The deep cuts in defense spending envisioned in the just-announced debt ceiling deal raise a fundamental question for Americans: Will we let a deal stand that promises to end American security as we know it? Or will we demand that the deal, born of crisis-driven politics in Washington, be abandoned because of what’s at stake?

The deal promises to raise the debt ceiling by the highest amount ever—more than $2 trillion—while reducing spending by close to $1 trillion over the next decade. It envisions 6 percent and 7.5 percent cuts in defense spending from the President’s budget request in February for fiscal years 2012 and 2013, respectively. It sets a non-binding goal of $1.5 trillion worth of deficit reduction for the congressional Joint Select Committee on Deficit Reduction, which the legislation creates.

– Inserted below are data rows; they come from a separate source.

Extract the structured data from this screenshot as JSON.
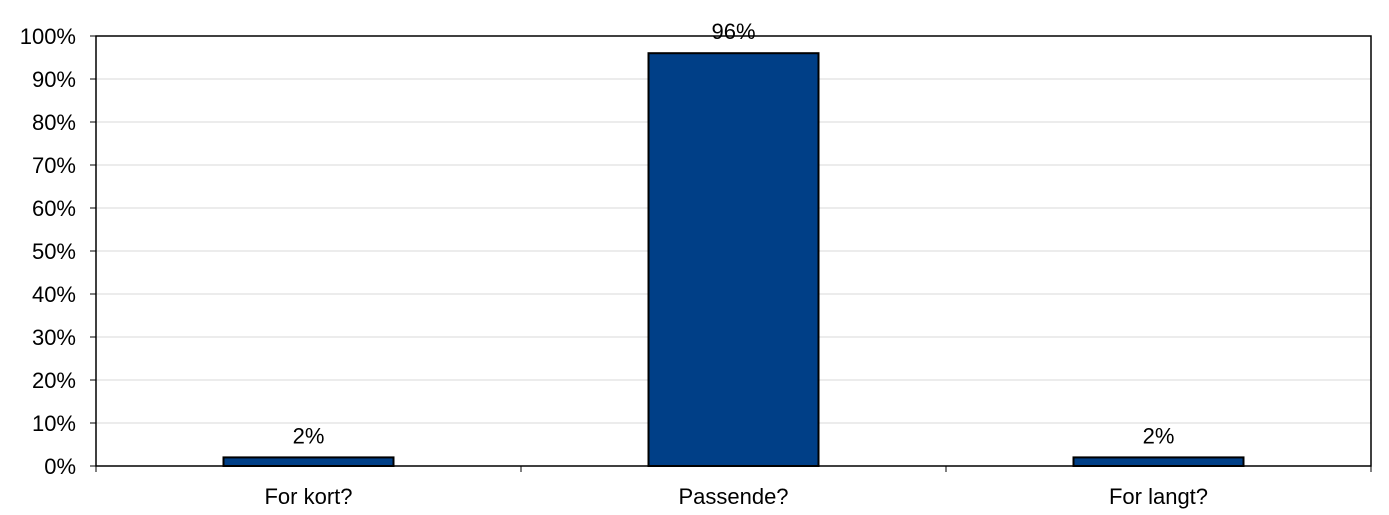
{
  "chart_data": {
    "type": "bar",
    "title": "",
    "xlabel": "",
    "ylabel": "",
    "categories": [
      "For kort?",
      "Passende?",
      "For langt?"
    ],
    "values": [
      2,
      96,
      2
    ],
    "data_labels": [
      "2%",
      "96%",
      "2%"
    ],
    "ylim": [
      0,
      100
    ],
    "yticks": [
      0,
      10,
      20,
      30,
      40,
      50,
      60,
      70,
      80,
      90,
      100
    ],
    "ytick_labels": [
      "0%",
      "10%",
      "20%",
      "30%",
      "40%",
      "50%",
      "60%",
      "70%",
      "80%",
      "90%",
      "100%"
    ],
    "grid": true,
    "legend": "none",
    "colors": {
      "bar_fill": "#003F87",
      "bar_stroke": "#000000",
      "grid": "#D9D9D9",
      "axis": "#000000"
    }
  }
}
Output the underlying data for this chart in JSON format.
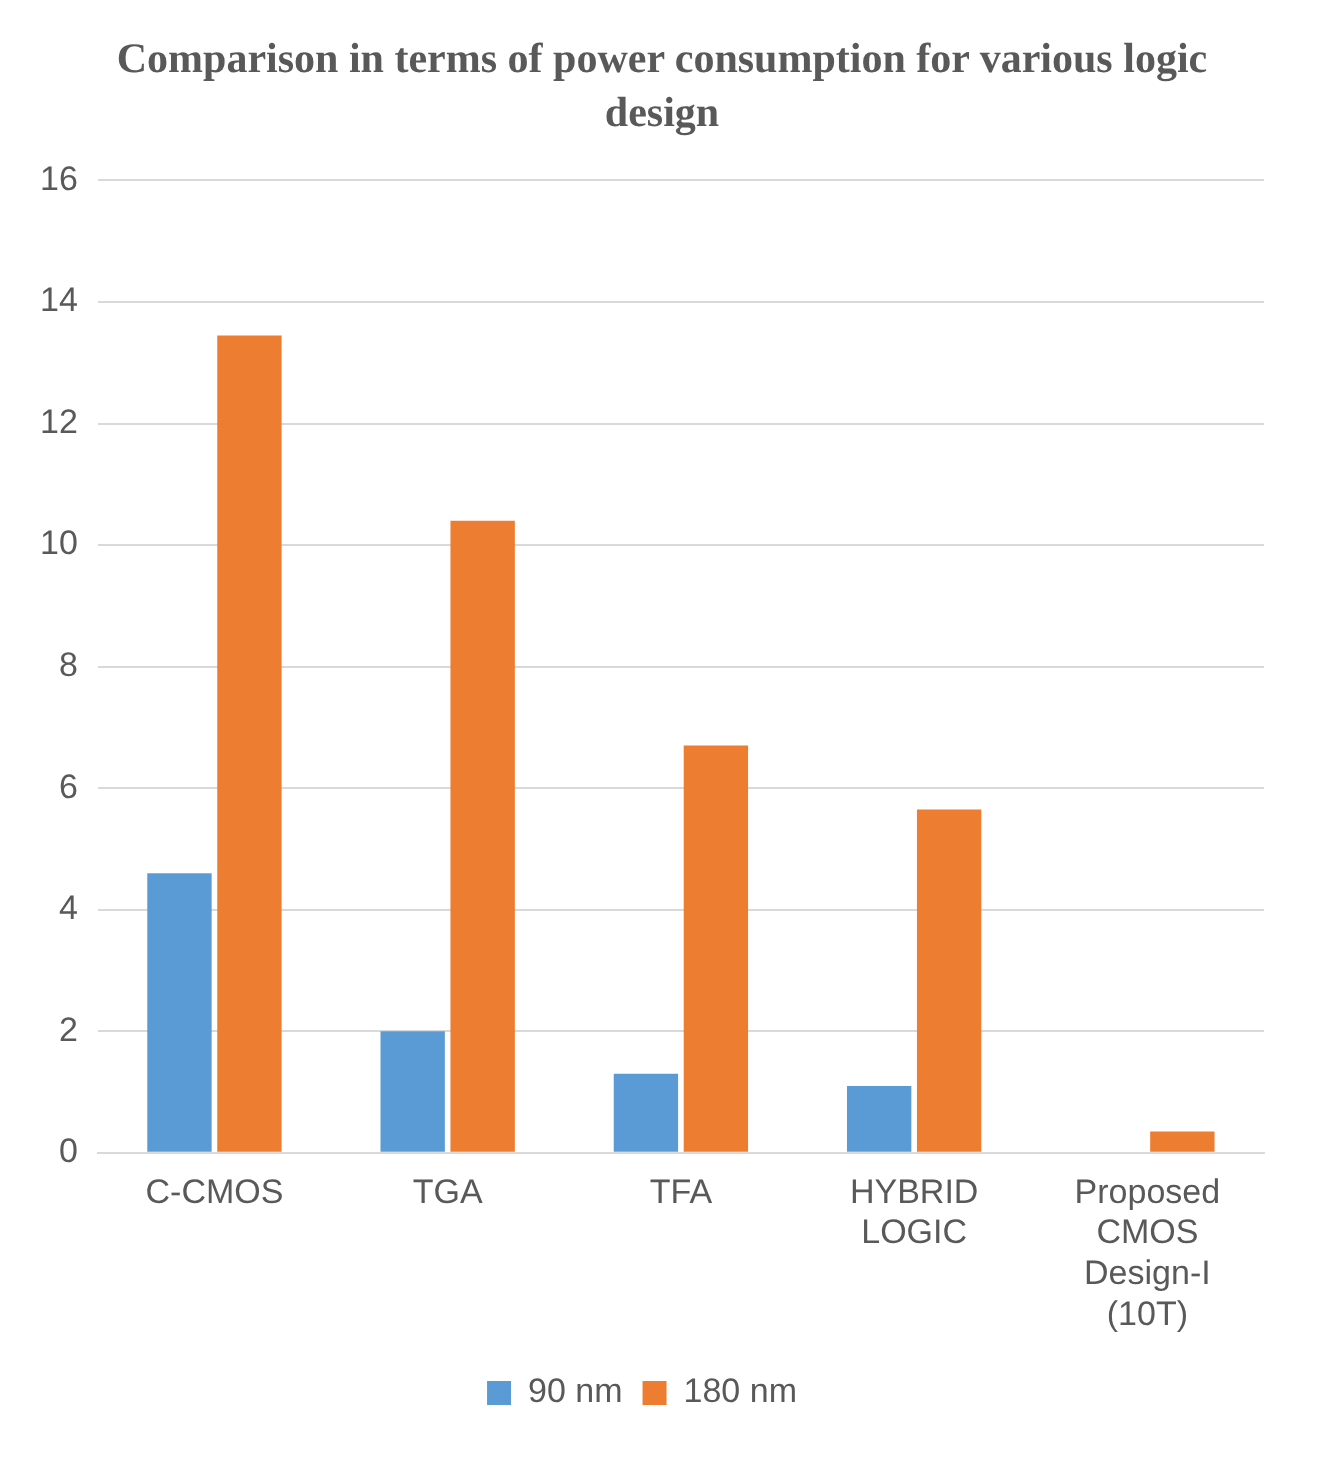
{
  "chart_data": {
    "type": "bar",
    "title": "Comparison in terms of power consumption for various logic design",
    "categories": [
      "C-CMOS",
      "TGA",
      "TFA",
      "HYBRID LOGIC",
      "Proposed CMOS Design-I (10T)"
    ],
    "series": [
      {
        "name": "90 nm",
        "color": "#5b9bd5",
        "values": [
          4.6,
          2.0,
          1.3,
          1.1,
          null
        ]
      },
      {
        "name": "180 nm",
        "color": "#ed7d31",
        "values": [
          13.45,
          10.4,
          6.7,
          5.65,
          0.35
        ]
      }
    ],
    "ylim": [
      0,
      16
    ],
    "yticks": [
      0,
      2,
      4,
      6,
      8,
      10,
      12,
      14,
      16
    ],
    "grid": "y",
    "legend": "bottom"
  }
}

If Congress does not enact a sufficient deficit-reduction plan by this December, the deal calls for an automatic sequestration that would authorize making half of the cuts just in security spending, with the bulk coming out of the Department of Defense. Thus a single federal agency—one that is actually doing a good job and serving a constitutionally mandated role—will have to bear nearly the same amount of cuts as all the remaining domestic agencies combined, including Health and Human Services, Housing and Urban Development, Education, Interior, Energy, Justice, and Labor.

As if that were not enough, there are no automatic cuts in entitlement benefits. We will have to sacrifice the future security of all Americans without actually getting at the cause of the debt crisis—namely, runaway spending on Social Security and the other big social entitlements.

In the end, it is hard to see how this deal is sustainable. The Joint Select Committee theoretically is supposed to consider entitlement reductions, but sequestration applies only to discretionary spending. Knowing full well that the Republicans will not support tax increases and the Democrats will balk at entitlement cuts, the sequestration “trigger” is rigged to ensure that the sword will fall on the defense budget. If after careful review Congress concludes that such draconian defense or other cuts are not acceptable, the only choice at that point is to change the nature of the process and abandon the main elements of the deal. If that happens, then this entire deal will have been little more than a ruse to raise the debt ceiling without deep reductions.

This deal aside, Congress’s mission in the year ahead will be figuring out how to sustain robust defense spending so we can modernize the armed forces, meet the global commitment required to keep America safe, and reduce the strain on an overworked force.